Опять я был в доме, в котором жил осенью шесть лет назад. И хозяин его, старик Пахолов, казалось, не постарел вовсе, только в пояснице несколько погнулся, — еще более твердой и плоской стала она, — да кудри его поседели.
Он не узнал меня.
— Ну как же, вспомни, Василий Дмитрич, — говорил я. — Я еще на тоне у тебя жил, на Вепревском маяке, еще племянник твой был с нами — Зося…

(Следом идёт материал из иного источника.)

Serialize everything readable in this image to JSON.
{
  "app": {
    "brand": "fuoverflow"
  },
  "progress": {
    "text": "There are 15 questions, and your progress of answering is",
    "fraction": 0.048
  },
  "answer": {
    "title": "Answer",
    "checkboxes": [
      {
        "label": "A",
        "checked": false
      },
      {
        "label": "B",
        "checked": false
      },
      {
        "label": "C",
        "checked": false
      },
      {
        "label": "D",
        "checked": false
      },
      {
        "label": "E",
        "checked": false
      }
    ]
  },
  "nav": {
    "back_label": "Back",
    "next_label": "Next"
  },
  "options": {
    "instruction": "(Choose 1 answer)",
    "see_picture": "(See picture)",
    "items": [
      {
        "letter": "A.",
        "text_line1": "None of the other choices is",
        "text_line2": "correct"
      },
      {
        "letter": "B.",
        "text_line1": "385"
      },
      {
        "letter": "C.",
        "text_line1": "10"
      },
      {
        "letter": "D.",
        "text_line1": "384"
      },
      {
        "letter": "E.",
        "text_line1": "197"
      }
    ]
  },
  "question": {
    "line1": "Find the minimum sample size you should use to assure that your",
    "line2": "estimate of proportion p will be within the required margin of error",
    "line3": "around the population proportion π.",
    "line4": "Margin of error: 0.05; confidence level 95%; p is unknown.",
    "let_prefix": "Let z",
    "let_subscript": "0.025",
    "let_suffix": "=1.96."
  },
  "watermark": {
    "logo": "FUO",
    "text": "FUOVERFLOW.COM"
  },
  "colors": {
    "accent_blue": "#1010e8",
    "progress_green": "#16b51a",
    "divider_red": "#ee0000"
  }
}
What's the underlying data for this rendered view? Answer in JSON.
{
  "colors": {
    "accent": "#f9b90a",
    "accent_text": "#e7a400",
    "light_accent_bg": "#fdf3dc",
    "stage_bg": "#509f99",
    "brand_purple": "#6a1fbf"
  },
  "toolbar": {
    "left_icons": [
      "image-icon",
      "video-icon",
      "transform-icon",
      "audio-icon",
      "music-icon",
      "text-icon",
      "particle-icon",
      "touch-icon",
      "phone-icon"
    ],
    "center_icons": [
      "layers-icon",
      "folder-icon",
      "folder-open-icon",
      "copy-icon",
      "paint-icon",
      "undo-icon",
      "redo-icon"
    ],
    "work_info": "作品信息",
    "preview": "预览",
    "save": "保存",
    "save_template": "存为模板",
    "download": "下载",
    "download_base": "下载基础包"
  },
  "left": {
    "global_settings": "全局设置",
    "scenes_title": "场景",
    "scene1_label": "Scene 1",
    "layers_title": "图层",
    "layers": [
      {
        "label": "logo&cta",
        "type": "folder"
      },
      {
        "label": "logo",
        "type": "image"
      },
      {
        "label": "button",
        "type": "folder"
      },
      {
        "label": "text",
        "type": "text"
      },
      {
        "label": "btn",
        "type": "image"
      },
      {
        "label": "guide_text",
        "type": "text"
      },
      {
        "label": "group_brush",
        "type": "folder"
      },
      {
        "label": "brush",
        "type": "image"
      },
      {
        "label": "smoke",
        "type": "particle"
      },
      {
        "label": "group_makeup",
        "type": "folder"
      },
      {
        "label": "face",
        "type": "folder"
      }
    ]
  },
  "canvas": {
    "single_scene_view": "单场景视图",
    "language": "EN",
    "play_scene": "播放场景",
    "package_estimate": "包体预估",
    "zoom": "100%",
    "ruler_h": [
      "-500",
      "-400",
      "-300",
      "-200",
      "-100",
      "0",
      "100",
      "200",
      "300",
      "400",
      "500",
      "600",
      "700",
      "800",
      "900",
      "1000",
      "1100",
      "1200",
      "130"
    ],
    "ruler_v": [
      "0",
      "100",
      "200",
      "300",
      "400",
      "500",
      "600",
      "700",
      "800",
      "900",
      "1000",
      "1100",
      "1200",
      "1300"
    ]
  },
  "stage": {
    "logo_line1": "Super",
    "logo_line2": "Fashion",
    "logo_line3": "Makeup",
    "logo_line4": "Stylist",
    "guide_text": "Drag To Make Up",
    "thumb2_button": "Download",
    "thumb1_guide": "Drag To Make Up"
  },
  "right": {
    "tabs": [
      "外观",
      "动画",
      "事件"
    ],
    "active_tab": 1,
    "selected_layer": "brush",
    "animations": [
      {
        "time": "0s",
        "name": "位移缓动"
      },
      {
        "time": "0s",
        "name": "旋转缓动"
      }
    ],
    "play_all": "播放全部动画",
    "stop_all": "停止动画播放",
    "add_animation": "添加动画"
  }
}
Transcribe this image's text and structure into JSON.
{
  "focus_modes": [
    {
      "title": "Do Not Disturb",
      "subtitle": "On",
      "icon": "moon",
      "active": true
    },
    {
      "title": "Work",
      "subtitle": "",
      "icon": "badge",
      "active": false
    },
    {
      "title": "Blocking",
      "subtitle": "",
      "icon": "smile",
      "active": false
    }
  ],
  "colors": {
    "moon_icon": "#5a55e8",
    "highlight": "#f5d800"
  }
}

Он глядел на меня, и по его взгляду я видел, как перебирает он годы. А в самом деле, подумал я, трудно вспомнить! И я вообразил всяческие экспедиции, разных командированных, начальников, снабженцев и прочих заезжих, которые останавливались у него за все эти годы. А Пахолов все бродил во времени, глаза у него были далекие — и вдруг вспомнил:
— Дак ты ж тогда без очков был!
— Ну–да, — сказал я. — Вспомнил?
Не знаю почему, но мне важно было, чтобы он меня вспомнил.
— Помню, помню, — приговаривал он радостно, а сам уж и самовар налаживал. — Как же, ты тогда у меня в боковой комнате жил, а потом вместе на тоне были, семгу ловили. Помню, помню… То‑то, я думаю, с чего бы это мне с утра все нос чесать — к гостям, значит! Ну раз такое произошло, значит, событие, то уж праздник как праздник!
— Какой праздник? — совсем забыл я. — Престол, что ли?
— Какой престол — женский нонече праздник!
— Ах, ну да! Конечно! — оживились мы, как‑то вдруг сразу все вспомнив, что сегодня 8 Марта.
— А товарищи твои кто же будут? Девушка‑то не жена тебе?
— Нет, — сказал я. — Это Вера, корреспондентка. А это Марк — тоже корреспондент.
— А… Ну–ну, вот и славно так‑то, вот девушку‑то мы в одну комнату, а тебя с товарищем.
— Марком.
— С товарищем Марком — в ту, где ты жил тогда…
Мы были с дороги, намерзлись в Архангельске на аэродроме, намерзлись в дороге, потом радостно волновались, глядя на вертолеты и воображая зверобойку, воображая, как и мы завтра полетим в ледовые лагеря, к поморам, потом волновались уже в деревне, думая, как устроиться с жильем, потом уже обрадовались, что Пахолов вспомнил меня, и как славно нам будет у него жить, и что праздник сегодня — 8 Марта, женский день, — и вот тут‑то и захотелось нам выпить, самим выпить и хозяев угостить.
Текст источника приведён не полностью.